They say that patience is a virtue but does this adage also apply to the fast-paced world of forex trading?
Aren’t good traders supposed to be on their toes at all times, ready to pounce on the opportunity to make profits?
Contrary to what some might think, staying on the sidelines doesn’t necessarily mean that you’re a lazy trader.
In fact, there are cases when sitting tight and refraining from taking any setups is a trading decision in itself.
Here are the top four scenarios wherein it might be better to patiently wait on the sidelines instead of jumping in a trade:
1. You’re feeling out of sync with the markets.
Admit it. There are days when you’re not exactly on top of your game and it seems as though the market is intent on proving that your analysis and biases are completely off. During these times, it can be tempting to just think that traders are behaving irrationally and that the market is wrong.
The truth is that you have to acknowledge that there’s probably something that you’re missing and that you need to take a step back to reassess your analysis and trading decisions.
Don’t let your pride get in the way of exercising patience. It might be better for you to sit out for a while and refrain from taking trades during those off days until you get back in sync with the market’s behavior.
2. You’re on a losing streak.
More often than not, this is a result of the first case wherein you’re having a tough time understanding market behavior. This can also be a product of poor risk management or a series of bad trade decisions.If you insist that your analysis is correct and that the market is wrong, odds are that you could wind up in a slump.
In both cases, you need to take some time to evaluate your recent trades to find out if you’re doing something wrong. Having a detailed trading journal should help you identify the trading mistakes you’re making and how you can correct these.
3. There’s just too much uncertainty involved.
This goes out to catalyst-hunters who trade news events. Just because your tried-and-tested economic calendars have marked a particular report as a potential market-mover doesn’t mean that you absolutely have to trade it.
In order to trade the event, you must first have enough research and observation about it.
Have you considered different scenarios? How will you manage your trade in case any of these potential scenarios played out? Has a similar event taken place in the past and if so, how did price react?

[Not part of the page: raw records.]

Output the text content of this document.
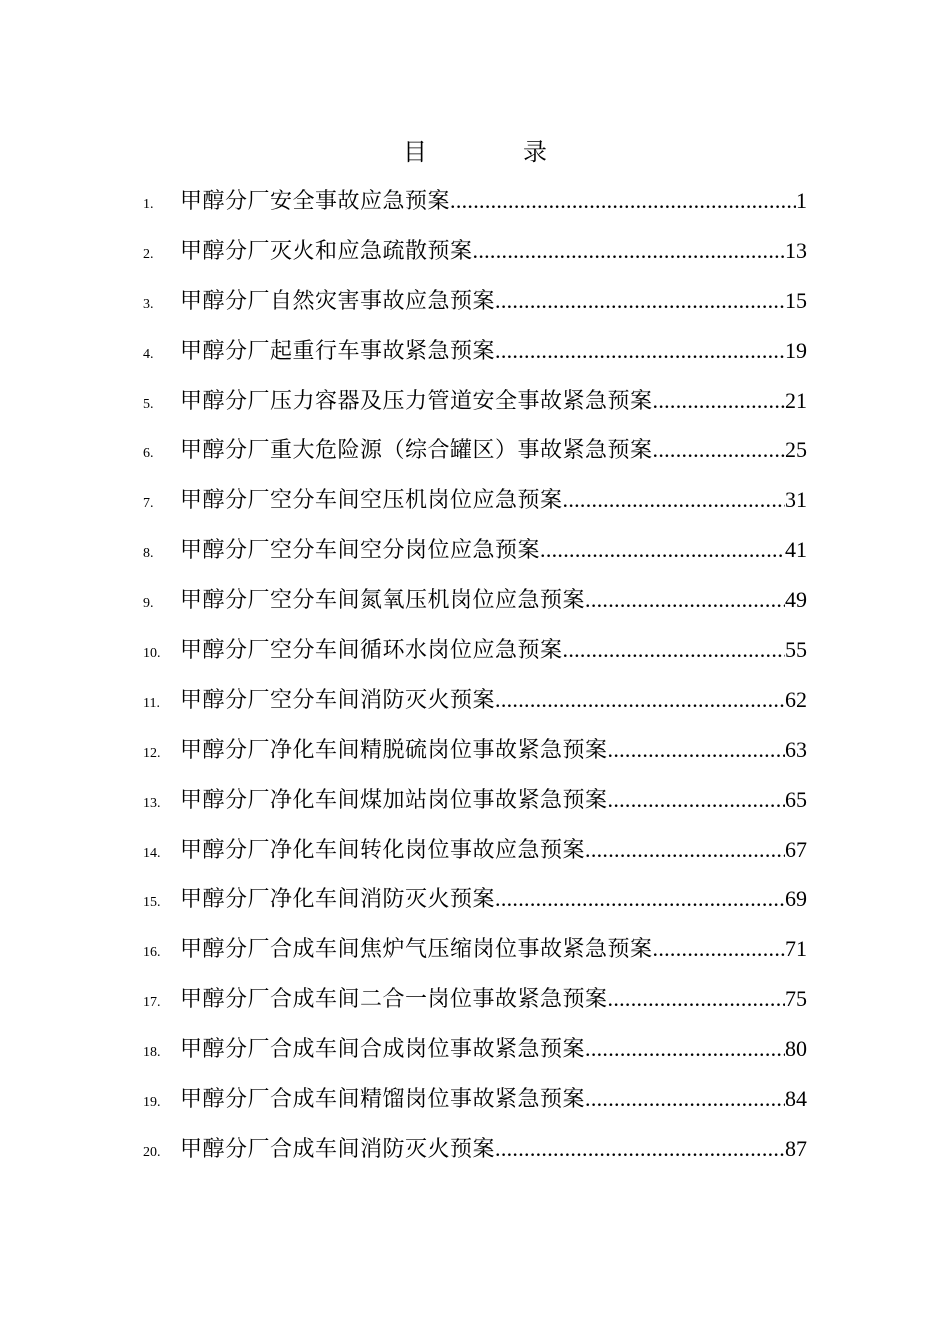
目　录
1.	甲醇分厂安全事故应急预案 .....	1
2.	甲醇分厂灭火和应急疏散预案 .....	13
3.	甲醇分厂自然灾害事故应急预案 .....	15
4.	甲醇分厂起重行车事故紧急预案 .....	19
5.	甲醇分厂压力容器及压力管道安全事故紧急预案 .....	21
6.	甲醇分厂重大危险源（综合罐区）事故紧急预案 .....	25
7.	甲醇分厂空分车间空压机岗位应急预案 .....	31
8.	甲醇分厂空分车间空分岗位应急预案 .....	41
9.	甲醇分厂空分车间氮氧压机岗位应急预案 .....	49
10. 甲醇分厂空分车间循环水岗位应急预案 .....	55
11. 甲醇分厂空分车间消防灭火预案 .....	62
12. 甲醇分厂净化车间精脱硫岗位事故紧急预案 .....	63
13. 甲醇分厂净化车间煤加站岗位事故紧急预案 .....	65
14. 甲醇分厂净化车间转化岗位事故应急预案 .....	67
15. 甲醇分厂净化车间消防灭火预案 .....	69
16. 甲醇分厂合成车间焦炉气压缩岗位事故紧急预案 .....	71
17. 甲醇分厂合成车间二合一岗位事故紧急预案 .....	75
18. 甲醇分厂合成车间合成岗位事故紧急预案 .....	80
19. 甲醇分厂合成车间精馏岗位事故紧急预案 .....	84
20. 甲醇分厂合成车间消防灭火预案 .....	87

If you can’t answer these questions yet or if you’re uncomfortable subjecting your positions to insanely volatile conditions, then you might be better off watching by the sidelines while noting its impact on the markets, on the trade setup that you were thinking of taking, and how you could’ve played it better. This is part of deliberate practice, remember?
4. The odds are stacked against you.
A lot of traders (especially those with unyielding directional bias) still trade setups with poor reward-to-risk ratio or low probability.But remember that the point of trading is to make profits off those high-probability setups. After all, why would you risk your hard-earned money on a setup that isn’t likely to result in a win? That’s counterintuitive and basically just gambling.
If there are enough technical or fundamental signals that suggest that the odds aren’t that good, it could be better to sit tight and wait for a better one.
While taking advantage of market opportunities is a huge part of becoming a consistently profitable trader, it doesn’t mean that you should have to take trades for the sake of being in a trade.
Sometimes it’s better for your account and trading confidence to just sit on the sidelines and cherry-pick the best setups.
Don’t worry, the markets will offer plenty more opportunities for you to grow your account!